Mr. Angel Gúrria
The Hague, 4th March 2015
(As prepared for delivery)
Ministers, State Secretaries, Ladies and Gentlemen,
Let me first thank the Dutch government again for kindly hosting this Policy Forum on this very important issue that may not yet be on the radar screen of many governments and policy makers.
Today’s discussions have been intense and very stimulating. We have learned a great deal from the various experts and from each other. We came together today to make progress on how we can do better in supporting those with poor mental health and allow them to stay at work or re-gain employment. Our discussions have gone to the heart of the major challenges in this field. We also heard a lot about promising solutions.
Putting mental health in the context of inclusive growth
One of the most important projects I have initiated at the OECD is to look at how to achieve more inclusive growth in the future. We should make sure that growth does not just benefit the rich, the well-educated and the fully healthy. Growth which is not inclusive is not just unfair, it is inefficient: we need everyone to contribute, to the best of their abilities, to our shared social and economic goals.
We have heard clearly today, how people with poor mental health have often been pushed out of work, not because they cannot work, but because people have misplaced perceptions about what mental health means. They lose their jobs because employers do not know where to access the services they need. They get trapped in unemployment because benefit and employment agencies do not fully recognise their problems or have the tools to provide adequate support. This bears a high cost not only on those concerned, but also on the economy and the social fabric.
It is in everyone’s interest that we end this poor state of affairs! Good policies will raise employment rates and reduce the costs of mental ill-health on people, on employers and on society as a whole.
We have learned that all countries face similar problems and how challenging it is for policy makers to move towards earlier intervention on the one hand and towards better integrated policy and service delivery on the other. We also heard about promising avenues in a number of countries to tackle some of the problems successfully. Let me just mention the interesting programme in Australia reaching out to disconnected young adults with mental health problems. Or the various initiatives in the UK to develop a new service culture with mental health care embedded in employment services and employment advice embedded in mental health services.
I would like to emphasise that this Forum does not mark the end of a process. It was a key step aimed at sharing the main conclusions of our work on mental health and work and to discuss where we stand; with the goal of connecting health policy makers and employment policy makers in order to discuss an issue that they can only solve together.
The way forward
By comparing practices across countries, and holding each other to account for our successes and failures, we can make sure that this is a topic that remains on the international agenda for some years to come.
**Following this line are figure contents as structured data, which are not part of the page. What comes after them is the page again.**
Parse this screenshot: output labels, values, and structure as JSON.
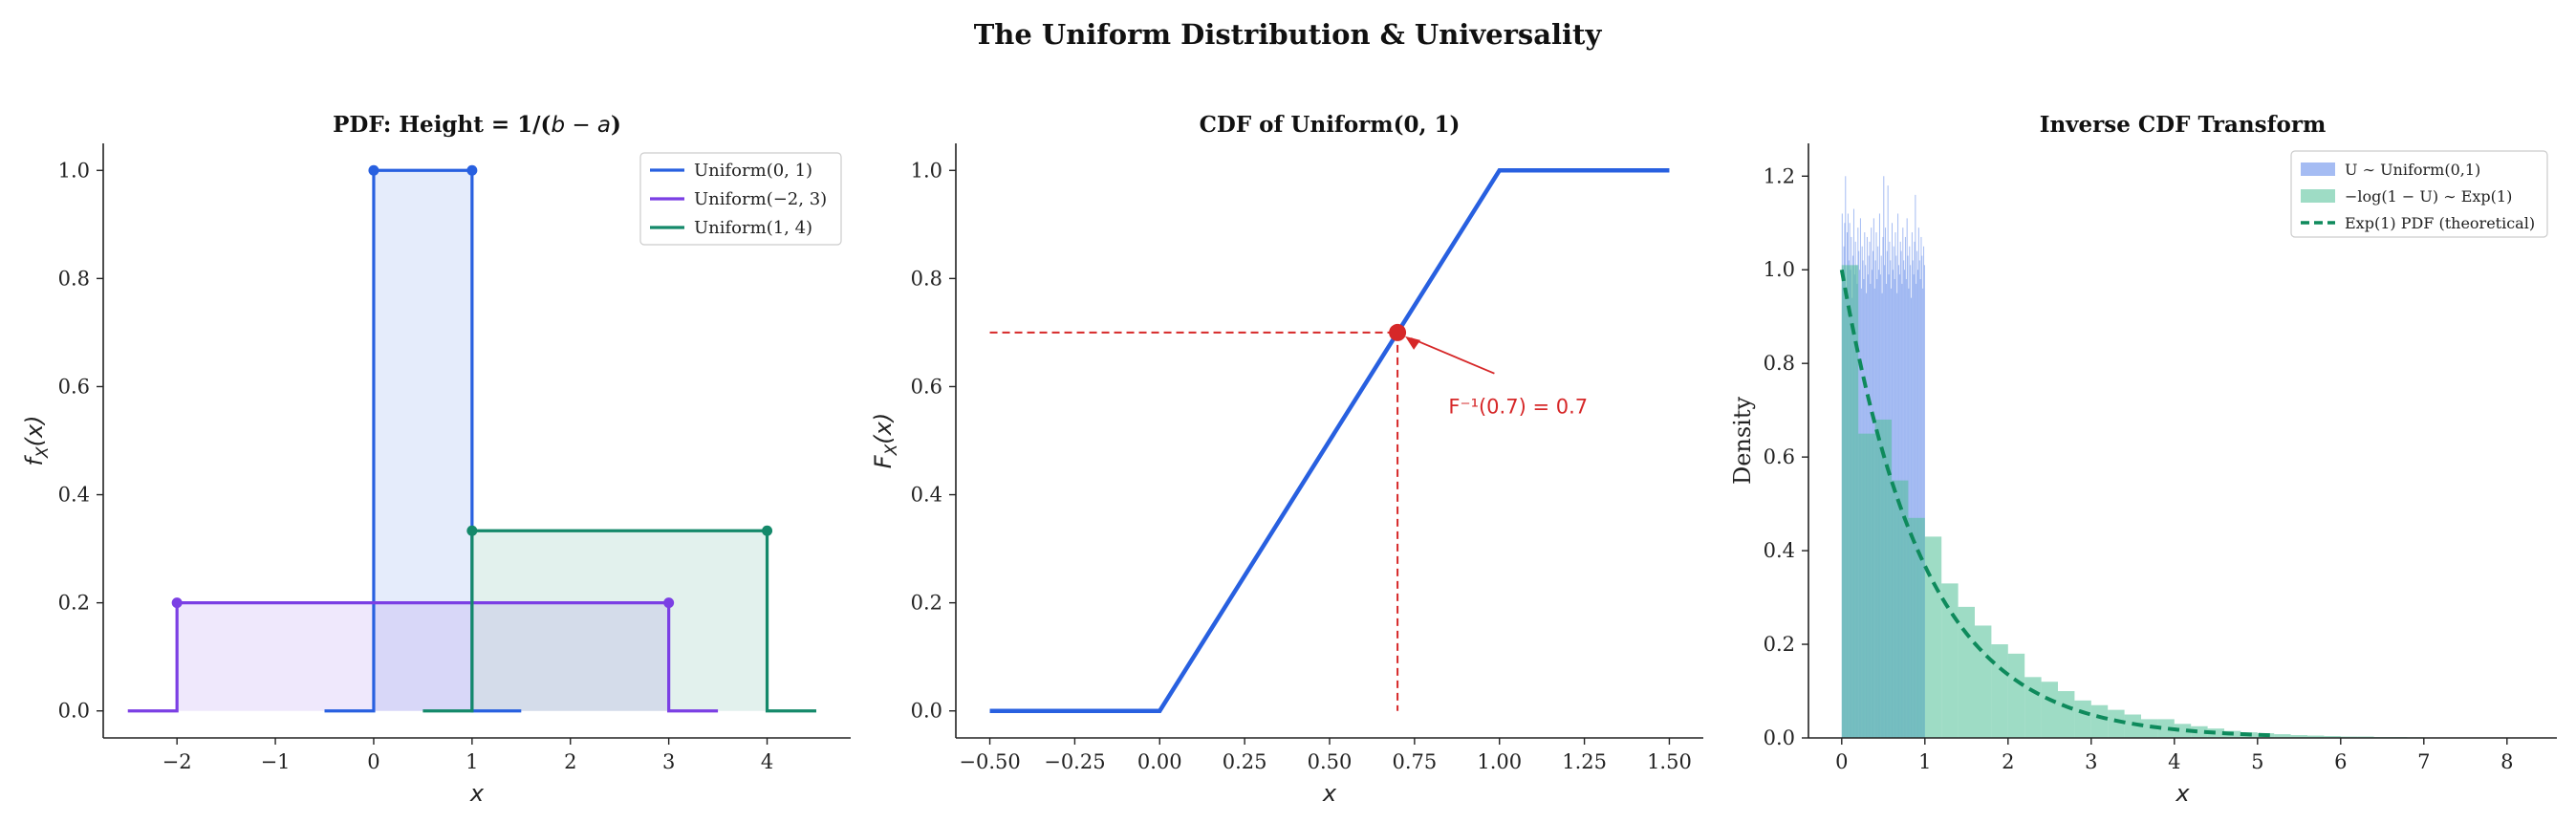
{
  "figure": {
    "suptitle": "The Uniform Distribution & Universality"
  },
  "chart_data": [
    {
      "type": "line",
      "title": "PDF: Height = 1/(b − a)",
      "xlabel": "x",
      "ylabel": "f_X(x)",
      "xlim": [
        -2.75,
        4.85
      ],
      "ylim": [
        -0.05,
        1.05
      ],
      "xticks": [
        -2,
        -1,
        0,
        1,
        2,
        3,
        4
      ],
      "yticks": [
        0.0,
        0.2,
        0.4,
        0.6,
        0.8,
        1.0
      ],
      "legend_position": "top-right",
      "series": [
        {
          "name": "Uniform(0, 1)",
          "color": "#2860e0",
          "a": 0,
          "b": 1,
          "height": 1.0,
          "x": [
            -0.5,
            0,
            0,
            1,
            1,
            1.5
          ],
          "y": [
            0,
            0,
            1.0,
            1.0,
            0,
            0
          ]
        },
        {
          "name": "Uniform(−2, 3)",
          "color": "#7b3fe4",
          "a": -2,
          "b": 3,
          "height": 0.2,
          "x": [
            -2.5,
            -2,
            -2,
            3,
            3,
            3.5
          ],
          "y": [
            0,
            0,
            0.2,
            0.2,
            0,
            0
          ]
        },
        {
          "name": "Uniform(1, 4)",
          "color": "#14896a",
          "a": 1,
          "b": 4,
          "height": 0.3333,
          "x": [
            0.5,
            1,
            1,
            4,
            4,
            4.5
          ],
          "y": [
            0,
            0,
            0.3333,
            0.3333,
            0,
            0
          ]
        }
      ]
    },
    {
      "type": "line",
      "title": "CDF of Uniform(0, 1)",
      "xlabel": "x",
      "ylabel": "F_X(x)",
      "xlim": [
        -0.6,
        1.6
      ],
      "ylim": [
        -0.05,
        1.05
      ],
      "xticks": [
        -0.5,
        -0.25,
        0.0,
        0.25,
        0.5,
        0.75,
        1.0,
        1.25,
        1.5
      ],
      "yticks": [
        0.0,
        0.2,
        0.4,
        0.6,
        0.8,
        1.0
      ],
      "series": [
        {
          "color": "#2860e0",
          "x": [
            -0.5,
            0,
            1,
            1.5
          ],
          "y": [
            0,
            0,
            1,
            1
          ]
        }
      ],
      "annotation": {
        "text": "F⁻¹(0.7) = 0.7",
        "point": [
          0.7,
          0.7
        ],
        "text_pos": [
          0.85,
          0.55
        ],
        "color": "#d62728"
      }
    },
    {
      "type": "bar",
      "title": "Inverse CDF Transform",
      "xlabel": "x",
      "ylabel": "Density",
      "xlim": [
        -0.4,
        8.6
      ],
      "ylim": [
        0,
        1.27
      ],
      "xticks": [
        0,
        1,
        2,
        3,
        4,
        5,
        6,
        7,
        8
      ],
      "yticks": [
        0.0,
        0.2,
        0.4,
        0.6,
        0.8,
        1.0,
        1.2
      ],
      "legend_position": "top-right",
      "series": [
        {
          "name": "U ∼ Uniform(0,1)",
          "color": "#7fa0ee",
          "bin_start": 0,
          "bin_width": 0.01,
          "values": [
            1.12,
            0.98,
            1.05,
            1.1,
            1.2,
            0.95,
            1.08,
            1.12,
            1.02,
            1.1,
            1.0,
            1.07,
            0.94,
            1.03,
            1.13,
            0.99,
            1.06,
            1.01,
            0.97,
            1.09,
            1.04,
            1.0,
            1.11,
            0.96,
            1.05,
            1.02,
            0.98,
            1.08,
            1.01,
            0.95,
            1.07,
            0.99,
            1.03,
            1.06,
            0.97,
            1.09,
            1.0,
            1.04,
            1.11,
            0.96,
            1.02,
            1.08,
            0.98,
            1.05,
            1.0,
            1.12,
            0.99,
            1.03,
            0.95,
            1.07,
            1.2,
            1.01,
            1.09,
            0.97,
            1.04,
            1.18,
            0.99,
            1.06,
            1.02,
            0.96,
            1.1,
            1.0,
            1.05,
            0.98,
            1.08,
            1.03,
            0.95,
            1.12,
            1.01,
            0.99,
            1.06,
            1.04,
            0.97,
            1.09,
            1.02,
            1.0,
            1.07,
            0.98,
            1.11,
            1.03,
            0.96,
            1.05,
            1.01,
            0.94,
            1.08,
            1.02,
            0.99,
            1.06,
            1.16,
            0.97,
            1.04,
            1.0,
            1.09,
            1.02,
            0.98,
            1.07,
            1.03,
            0.96,
            1.05,
            1.01
          ]
        },
        {
          "name": "−log(1 − U) ∼ Exp(1)",
          "color": "#4fbf95",
          "bin_start": 0,
          "bin_width": 0.2,
          "values": [
            1.01,
            0.65,
            0.68,
            0.55,
            0.47,
            0.43,
            0.33,
            0.28,
            0.24,
            0.2,
            0.18,
            0.13,
            0.12,
            0.1,
            0.08,
            0.07,
            0.06,
            0.05,
            0.04,
            0.04,
            0.03,
            0.025,
            0.02,
            0.015,
            0.012,
            0.01,
            0.008,
            0.006,
            0.005,
            0.004,
            0.003,
            0.003,
            0.002,
            0.002,
            0.0015,
            0.001,
            0.001,
            0.001,
            0.0,
            0.0,
            0.0,
            0.0
          ]
        },
        {
          "name": "Exp(1) PDF (theoretical)",
          "type": "line",
          "style": "dashed",
          "color": "#0e8a5c",
          "function": "exp(-x)",
          "x_range": [
            0,
            5.2
          ]
        }
      ]
    }
  ]
}
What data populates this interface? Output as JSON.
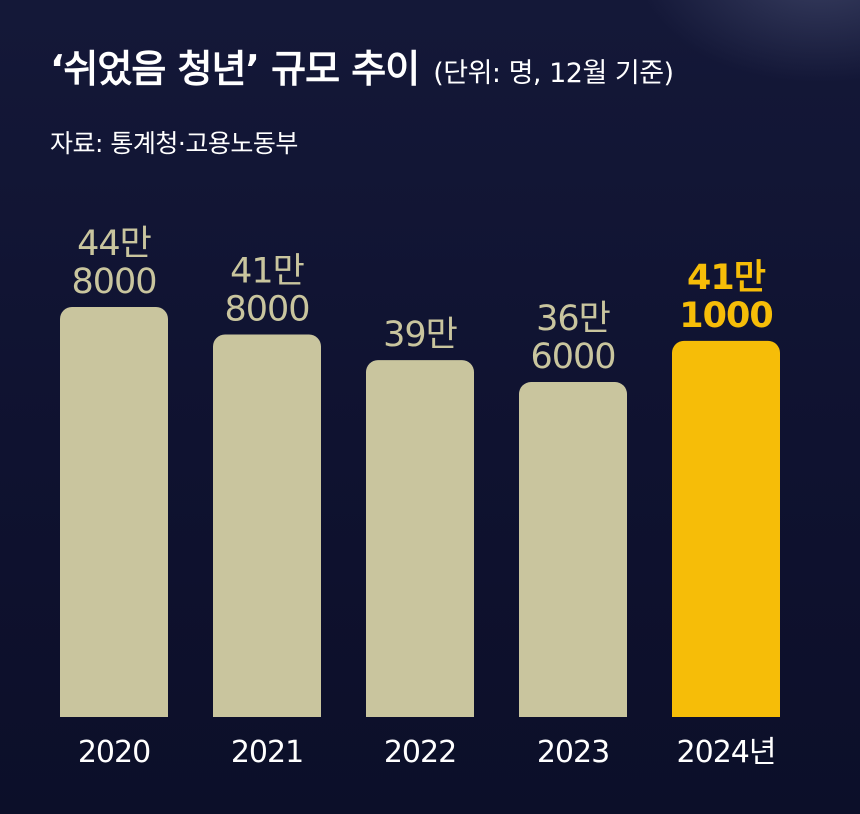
{
  "header": {
    "title": "‘쉬었음 청년’ 규모 추이",
    "unit_note": "(단위: 명, 12월 기준)",
    "source": "자료: 통계청·고용노동부"
  },
  "colors": {
    "background": "#0f1230",
    "bar_default": "#c9c59e",
    "bar_highlight": "#f6bd08",
    "label_default": "#c9c59e",
    "label_highlight": "#f6bd08",
    "axis_text": "#ffffff"
  },
  "chart_data": {
    "type": "bar",
    "title": "‘쉬었음 청년’ 규모 추이",
    "subtitle": "(단위: 명, 12월 기준)",
    "source": "자료: 통계청·고용노동부",
    "categories": [
      "2020",
      "2021",
      "2022",
      "2023",
      "2024년"
    ],
    "values": [
      448000,
      418000,
      390000,
      366000,
      411000
    ],
    "data_labels": [
      [
        "44만",
        "8000"
      ],
      [
        "41만",
        "8000"
      ],
      [
        "39만"
      ],
      [
        "36만",
        "6000"
      ],
      [
        "41만",
        "1000"
      ]
    ],
    "highlight_index": 4,
    "ylim": [
      0,
      448000
    ],
    "grid": false,
    "legend": "none",
    "xlabel": "",
    "ylabel": ""
  }
}
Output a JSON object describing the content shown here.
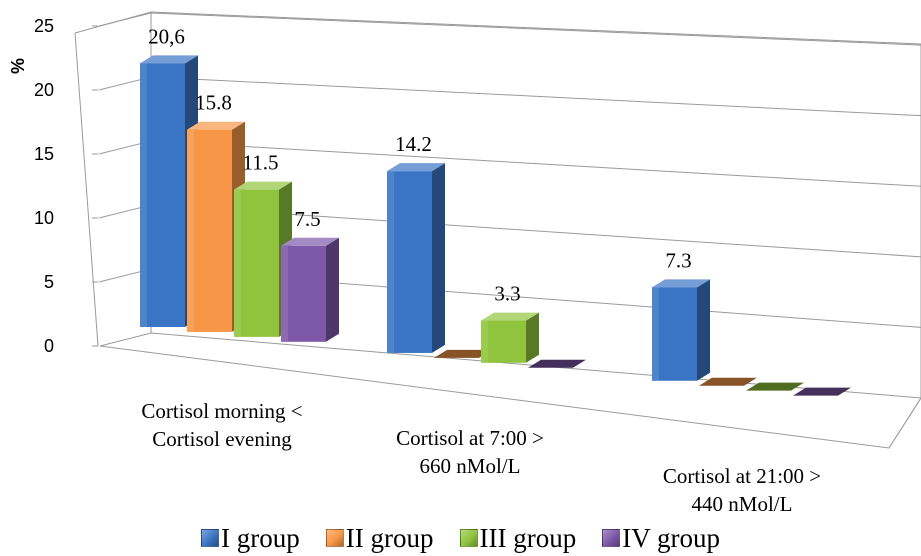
{
  "chart_data": {
    "type": "bar",
    "style": "3d-clustered-column",
    "ylabel": "%",
    "ylim": [
      0,
      25
    ],
    "yticks": [
      "0",
      "5",
      "10",
      "15",
      "20",
      "25"
    ],
    "grid": true,
    "legend_position": "bottom",
    "categories": [
      [
        "Cortisol morning <",
        "Cortisol evening"
      ],
      [
        "Cortisol at 7:00 >",
        "660 nMol/L"
      ],
      [
        "Cortisol at 21:00 >",
        "440 nMol/L"
      ]
    ],
    "series": [
      {
        "name": "I group",
        "values": [
          20.6,
          14.2,
          7.3
        ],
        "labels": [
          "20,6",
          "14.2",
          "7.3"
        ],
        "color": "#3a74c4"
      },
      {
        "name": "II group",
        "values": [
          15.8,
          0,
          0
        ],
        "labels": [
          "15.8",
          "",
          ""
        ],
        "color": "#f79646"
      },
      {
        "name": "III group",
        "values": [
          11.5,
          3.3,
          0
        ],
        "labels": [
          "11.5",
          "3.3",
          ""
        ],
        "color": "#8fc43c"
      },
      {
        "name": "IV group",
        "values": [
          7.5,
          0,
          0
        ],
        "labels": [
          "7.5",
          "",
          ""
        ],
        "color": "#7d58a8"
      }
    ]
  }
}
We at the OECD are prepared to continue our efforts to review progress and identify promising practices to share; we will continue to sound the alarm when we think that countries’ efforts are coming up short. But more than that, we will help you learn from the experiences in other countries, as I hope you have today.
Building on its considerable experience and credible reputation in this field, the OECD will continue its work on mental health and work. Our commitment is to help countries work outtheimplications of our policy conclusions for their specific situation; to implement policy change;and more generally to push this important economic and social agenda forward.
Ladies and Gentlemen, it was a great pleasure for me to take part in this Forum today. In closing, I would like to thank the two teams, one from the Dutch ministries and the other from the OECD, for organising such an inspiring event, and for working together so closely and effectively.
Let me invite the Vice Prime Minister and Minister of Social Affairs and Employment in the Netherlands, Mr Lodewijk Asscher, one of our hosts today, to close the Forum.